Share discoveries using a dashboard
As a last step we will create a dashboard to share our discoveries.
- Select the tile named Discover. You should now see the 3 discoveries that you have previously created:
- Select the tile named Display.
- Click the New display button to create a new dashboard.
- Give the new display a name, e.g. ‘Elevator discoveries‘.
- Click Create.
- Select as layout the Freeform display:
- In the resulting window, select the folder named Shared that contains the discoveries that you created:
- Expand the discovery ‘Elevators with overheated engines’ by selecting the arrow to the right of the discovery.
- Drag and drop the discovery onto the canvas as indicated by the red markers in the screenshot.
- You can use the icons marked red to either resize or reposition the discovery on the canvas as you like.
- Repeat the process for the two other discoveries that you created.
- Provide a title for the display, e.g. ‘Elevator discoveries’.
- Save the discovery in a similar way as you saved the discoveries that you created by giving it a suitable name and making it shared.

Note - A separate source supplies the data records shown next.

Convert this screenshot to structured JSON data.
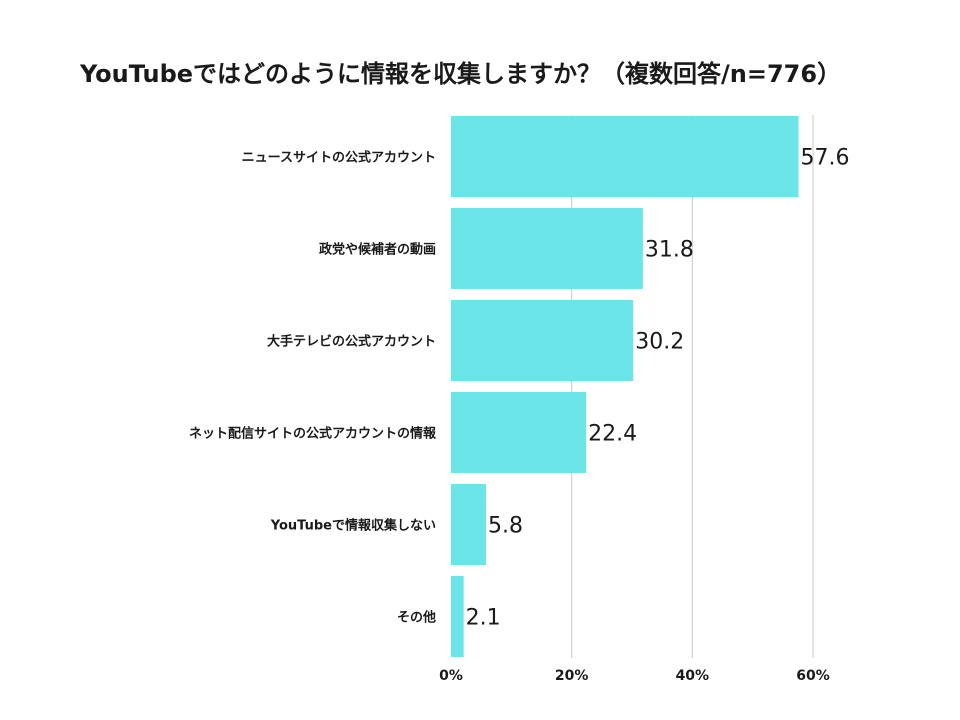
{
  "chart_data": {
    "type": "bar",
    "orientation": "horizontal",
    "title": "YouTubeではどのように情報を収集しますか？（複数回答/n=776）",
    "categories": [
      "ニュースサイトの公式アカウント",
      "政党や候補者の動画",
      "大手テレビの公式アカウント",
      "ネット配信サイトの公式アカウントの情報",
      "YouTubeで情報収集しない",
      "その他"
    ],
    "values": [
      57.6,
      31.8,
      30.2,
      22.4,
      5.8,
      2.1
    ],
    "value_labels": [
      "57.6",
      "31.8",
      "30.2",
      "22.4",
      "5.8",
      "2.1"
    ],
    "xlim": [
      0,
      60
    ],
    "xticks": [
      0,
      20,
      40,
      60
    ],
    "xtick_labels": [
      "0%",
      "20%",
      "40%",
      "60%"
    ],
    "grid": true,
    "legend": "none",
    "bar_color": "#6ce5e8",
    "grid_color": "#c8c8c8"
  }
}
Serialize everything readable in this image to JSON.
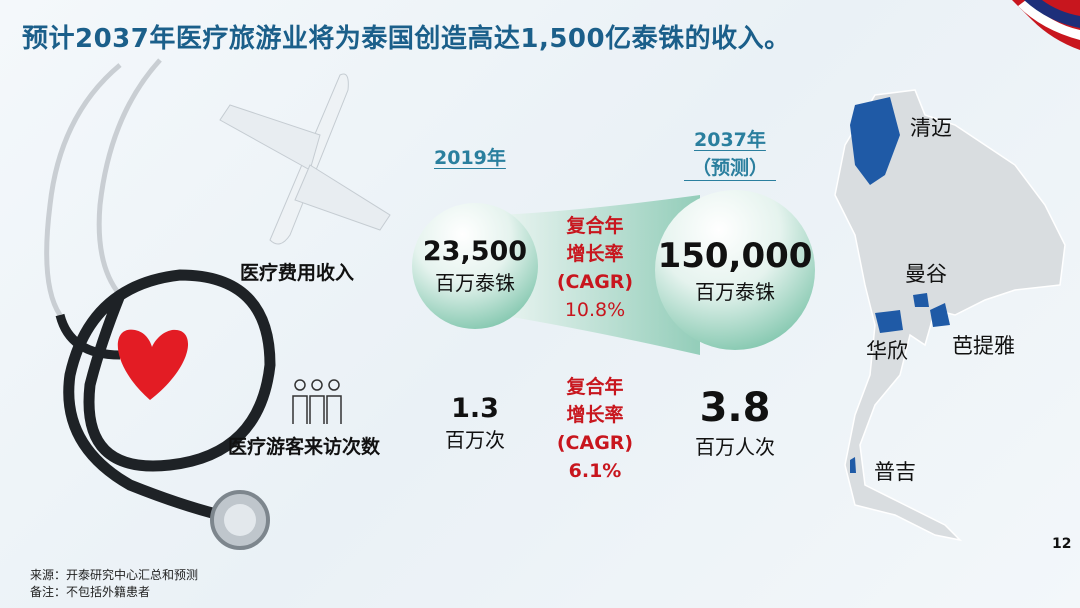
{
  "title": "预计2037年医疗旅游业将为泰国创造高达1,500亿泰铢的收入。",
  "columns": {
    "year_2019": "2019年",
    "year_2037": "2037年",
    "year_2037_note": "（预测）"
  },
  "rows": [
    {
      "label": "医疗费用收入",
      "value_2019": "23,500",
      "unit_2019": "百万泰铢",
      "cagr_line1": "复合年",
      "cagr_line2": "增长率",
      "cagr_line3": "(CAGR)",
      "cagr_value": "10.8%",
      "value_2037": "150,000",
      "unit_2037": "百万泰铢"
    },
    {
      "label": "医疗游客来访次数",
      "icon": "people-icon",
      "value_2019": "1.3",
      "unit_2019": "百万次",
      "cagr_line1": "复合年",
      "cagr_line2": "增长率",
      "cagr_line3": "(CAGR)",
      "cagr_value": "6.1%",
      "value_2037": "3.8",
      "unit_2037": "百万人次"
    }
  ],
  "map": {
    "cities": [
      "清迈",
      "曼谷",
      "华欣",
      "芭提雅",
      "普吉"
    ],
    "highlight_color": "#1f5aa6",
    "base_color": "#d9dde0"
  },
  "page_number": "12",
  "footer": {
    "source": "来源：开泰研究中心汇总和预测",
    "note": "备注：不包括外籍患者"
  },
  "colors": {
    "title": "#1b5f8a",
    "cagr": "#c8161e",
    "year": "#2a7f9e"
  }
}
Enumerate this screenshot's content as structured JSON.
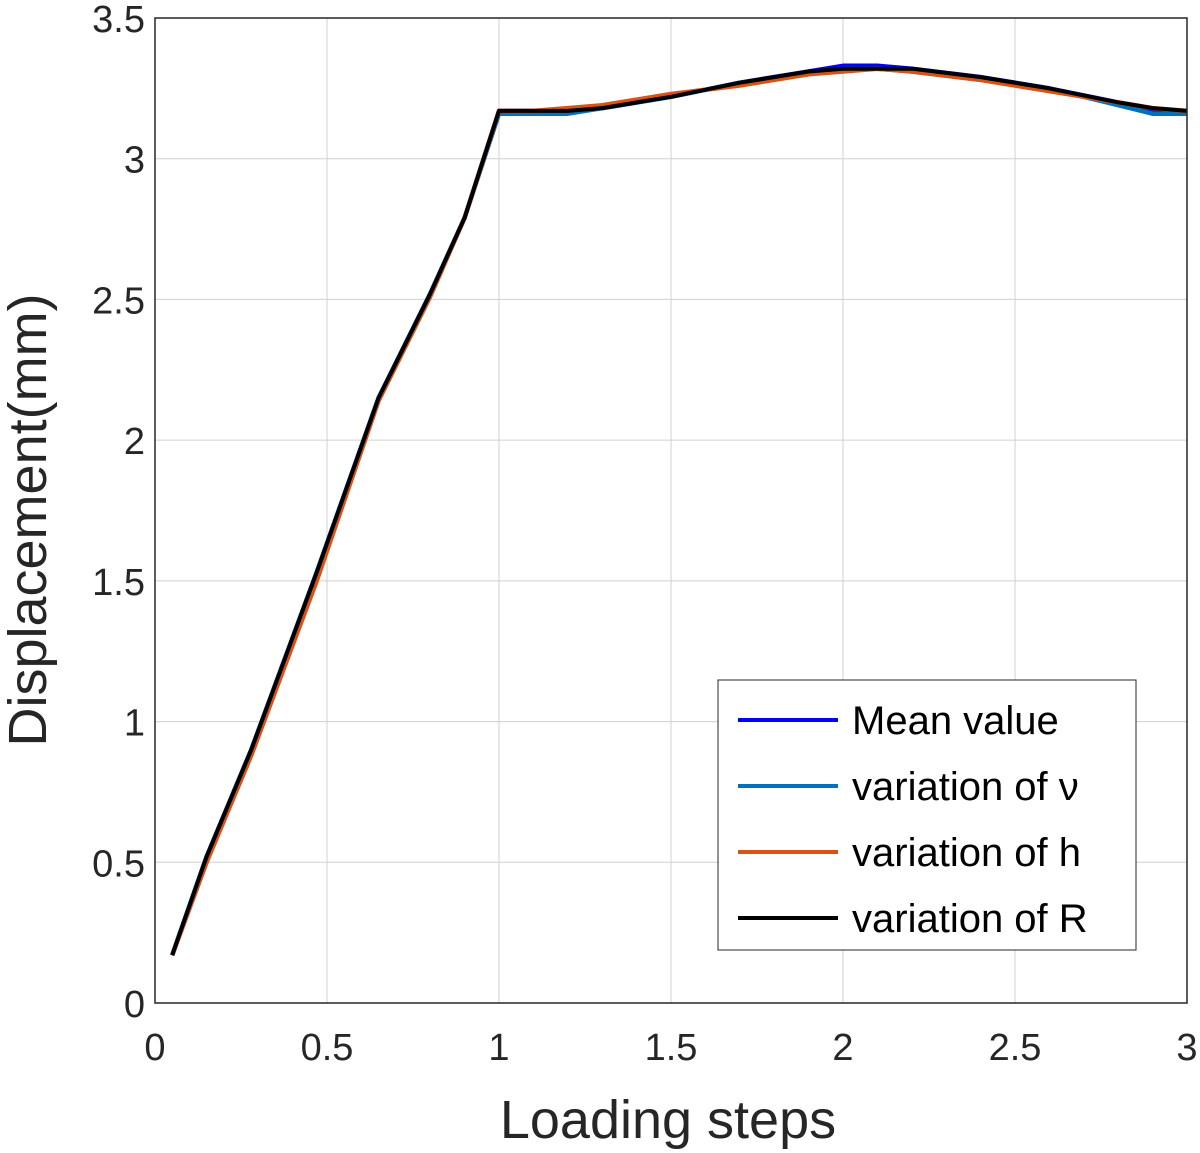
{
  "chart_data": {
    "type": "line",
    "title": "",
    "xlabel": "Loading steps",
    "ylabel": "Displacement(mm)",
    "xlim": [
      0,
      3
    ],
    "ylim": [
      0,
      3.5
    ],
    "grid": true,
    "legend_position": "bottom-right",
    "xticks": [
      "0",
      "0.5",
      "1",
      "1.5",
      "2",
      "2.5",
      "3"
    ],
    "yticks": [
      "0",
      "0.5",
      "1",
      "1.5",
      "2",
      "2.5",
      "3",
      "3.5"
    ],
    "xtick_values": [
      0,
      0.5,
      1,
      1.5,
      2,
      2.5,
      3
    ],
    "ytick_values": [
      0,
      0.5,
      1,
      1.5,
      2,
      2.5,
      3,
      3.5
    ],
    "series": [
      {
        "name": "Mean value",
        "color": "#0000ff",
        "x": [
          0.05,
          0.15,
          0.28,
          0.47,
          0.65,
          0.8,
          0.9,
          1.0,
          1.1,
          1.2,
          1.3,
          1.5,
          1.7,
          1.9,
          2.0,
          2.1,
          2.2,
          2.4,
          2.6,
          2.8,
          2.9,
          3.0
        ],
        "y": [
          0.17,
          0.52,
          0.9,
          1.53,
          2.15,
          2.52,
          2.79,
          3.17,
          3.17,
          3.17,
          3.18,
          3.22,
          3.27,
          3.31,
          3.33,
          3.33,
          3.32,
          3.29,
          3.25,
          3.2,
          3.17,
          3.17
        ]
      },
      {
        "name": "variation of ν",
        "color": "#0072bd",
        "x": [
          0.05,
          0.15,
          0.28,
          0.47,
          0.65,
          0.8,
          0.9,
          1.0,
          1.1,
          1.2,
          1.3,
          1.5,
          1.7,
          1.9,
          2.0,
          2.1,
          2.2,
          2.4,
          2.6,
          2.8,
          2.9,
          3.0
        ],
        "y": [
          0.17,
          0.52,
          0.9,
          1.53,
          2.15,
          2.52,
          2.79,
          3.16,
          3.16,
          3.16,
          3.18,
          3.22,
          3.27,
          3.3,
          3.32,
          3.32,
          3.31,
          3.28,
          3.25,
          3.19,
          3.16,
          3.16
        ]
      },
      {
        "name": "variation of h",
        "color": "#d95319",
        "x": [
          0.05,
          0.15,
          0.28,
          0.47,
          0.65,
          0.8,
          0.9,
          1.0,
          1.1,
          1.2,
          1.3,
          1.5,
          1.7,
          1.9,
          2.0,
          2.1,
          2.2,
          2.4,
          2.6,
          2.8,
          2.9,
          3.0
        ],
        "y": [
          0.17,
          0.5,
          0.88,
          1.5,
          2.14,
          2.51,
          2.79,
          3.17,
          3.17,
          3.18,
          3.19,
          3.23,
          3.26,
          3.3,
          3.31,
          3.32,
          3.31,
          3.28,
          3.24,
          3.2,
          3.18,
          3.17
        ]
      },
      {
        "name": "variation of R",
        "color": "#000000",
        "x": [
          0.05,
          0.15,
          0.28,
          0.47,
          0.65,
          0.8,
          0.9,
          1.0,
          1.1,
          1.2,
          1.3,
          1.5,
          1.7,
          1.9,
          2.0,
          2.1,
          2.2,
          2.4,
          2.6,
          2.8,
          2.9,
          3.0
        ],
        "y": [
          0.17,
          0.52,
          0.9,
          1.53,
          2.15,
          2.52,
          2.79,
          3.17,
          3.17,
          3.17,
          3.18,
          3.22,
          3.27,
          3.31,
          3.32,
          3.32,
          3.32,
          3.29,
          3.25,
          3.2,
          3.18,
          3.17
        ]
      }
    ]
  }
}
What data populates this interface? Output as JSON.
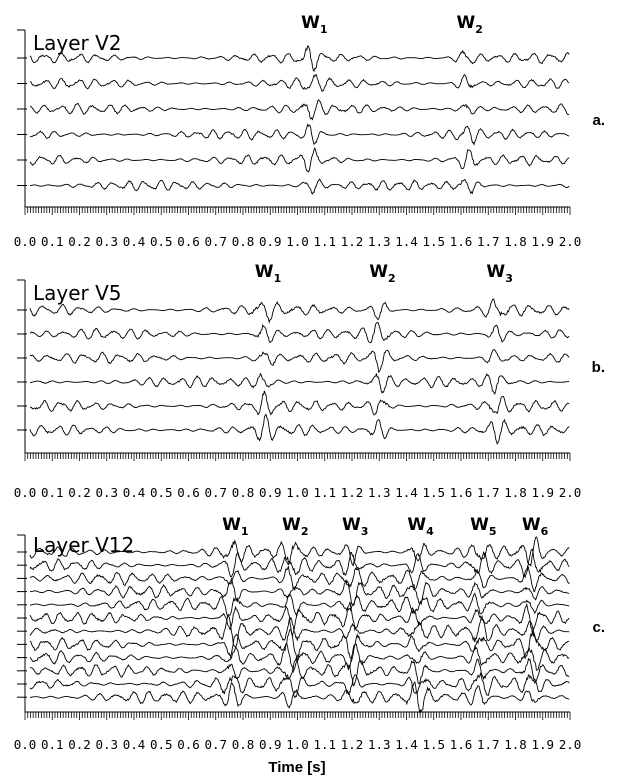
{
  "chart_data": [
    {
      "type": "line",
      "panel_tag": "a.",
      "title": "Layer V2",
      "trace_count": 6,
      "xlim": [
        0.0,
        2.0
      ],
      "x_ticks": [
        "0.0",
        "0.1",
        "0.2",
        "0.3",
        "0.4",
        "0.5",
        "0.6",
        "0.7",
        "0.8",
        "0.9",
        "1.0",
        "1.1",
        "1.2",
        "1.3",
        "1.4",
        "1.5",
        "1.6",
        "1.7",
        "1.8",
        "1.9",
        "2.0"
      ],
      "wave_arrivals": [
        {
          "label": "W",
          "sub": "1",
          "time": 1.05
        },
        {
          "label": "W",
          "sub": "2",
          "time": 1.62
        }
      ]
    },
    {
      "type": "line",
      "panel_tag": "b.",
      "title": "Layer V5",
      "trace_count": 6,
      "xlim": [
        0.0,
        2.0
      ],
      "x_ticks": [
        "0.0",
        "0.1",
        "0.2",
        "0.3",
        "0.4",
        "0.5",
        "0.6",
        "0.7",
        "0.8",
        "0.9",
        "1.0",
        "1.1",
        "1.2",
        "1.3",
        "1.4",
        "1.5",
        "1.6",
        "1.7",
        "1.8",
        "1.9",
        "2.0"
      ],
      "wave_arrivals": [
        {
          "label": "W",
          "sub": "1",
          "time": 0.88
        },
        {
          "label": "W",
          "sub": "2",
          "time": 1.3
        },
        {
          "label": "W",
          "sub": "3",
          "time": 1.73
        }
      ]
    },
    {
      "type": "line",
      "panel_tag": "c.",
      "title": "Layer V12",
      "trace_count": 12,
      "xlim": [
        0.0,
        2.0
      ],
      "xlabel": "Time [s]",
      "x_ticks": [
        "0.0",
        "0.1",
        "0.2",
        "0.3",
        "0.4",
        "0.5",
        "0.6",
        "0.7",
        "0.8",
        "0.9",
        "1.0",
        "1.1",
        "1.2",
        "1.3",
        "1.4",
        "1.5",
        "1.6",
        "1.7",
        "1.8",
        "1.9",
        "2.0"
      ],
      "wave_arrivals": [
        {
          "label": "W",
          "sub": "1",
          "time": 0.76
        },
        {
          "label": "W",
          "sub": "2",
          "time": 0.98
        },
        {
          "label": "W",
          "sub": "3",
          "time": 1.2
        },
        {
          "label": "W",
          "sub": "4",
          "time": 1.44
        },
        {
          "label": "W",
          "sub": "5",
          "time": 1.67
        },
        {
          "label": "W",
          "sub": "6",
          "time": 1.86
        }
      ]
    }
  ]
}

- Click IBM Watson Analytics in the top left corner. You should now see your new discovery:
Notice that you can, once that you have added discoveries to the display, set filters and change the format etc. To set a filter, select the Filters icon to the left of the window, then click the + button to the left of the attribute that you would like to filter on (e.g. YEAR). This will create a new filter in the top right of the window and by clicking the filter you can then set the filter as shown below.
- Select the tile named Discover. You should now see the 3 discoveries that you have previously created:
In this recipe we have gone through some basic steps in using IBM Watson Analytics to build reports and dashboards for analytics using elevator device data. By doing so we have demonstrated some self-serve reporting features that leverages Watson’s unique cognitive capabilities in three ways:
- Data Discovery: Provides semantic recognition of concepts in the data such as drivers for motor temperature.
- Guided Analytics: Identifies recommended starting points for analysis.
- Natural Language: Enables interaction in natural language allowing for the exploration of data through simple questions.
The recipe followed a few simple steps by creating a data connection to an external Db2 Warehouse on Cloud Data Warehouse and then defining the data source by selecting the appropriate Db2 Warehouse on Cloud table. Following that setup a number of discoveries (i.e. reports) where created and then in a final step added to a display (i.e. dashboard) suitable for team collaboration.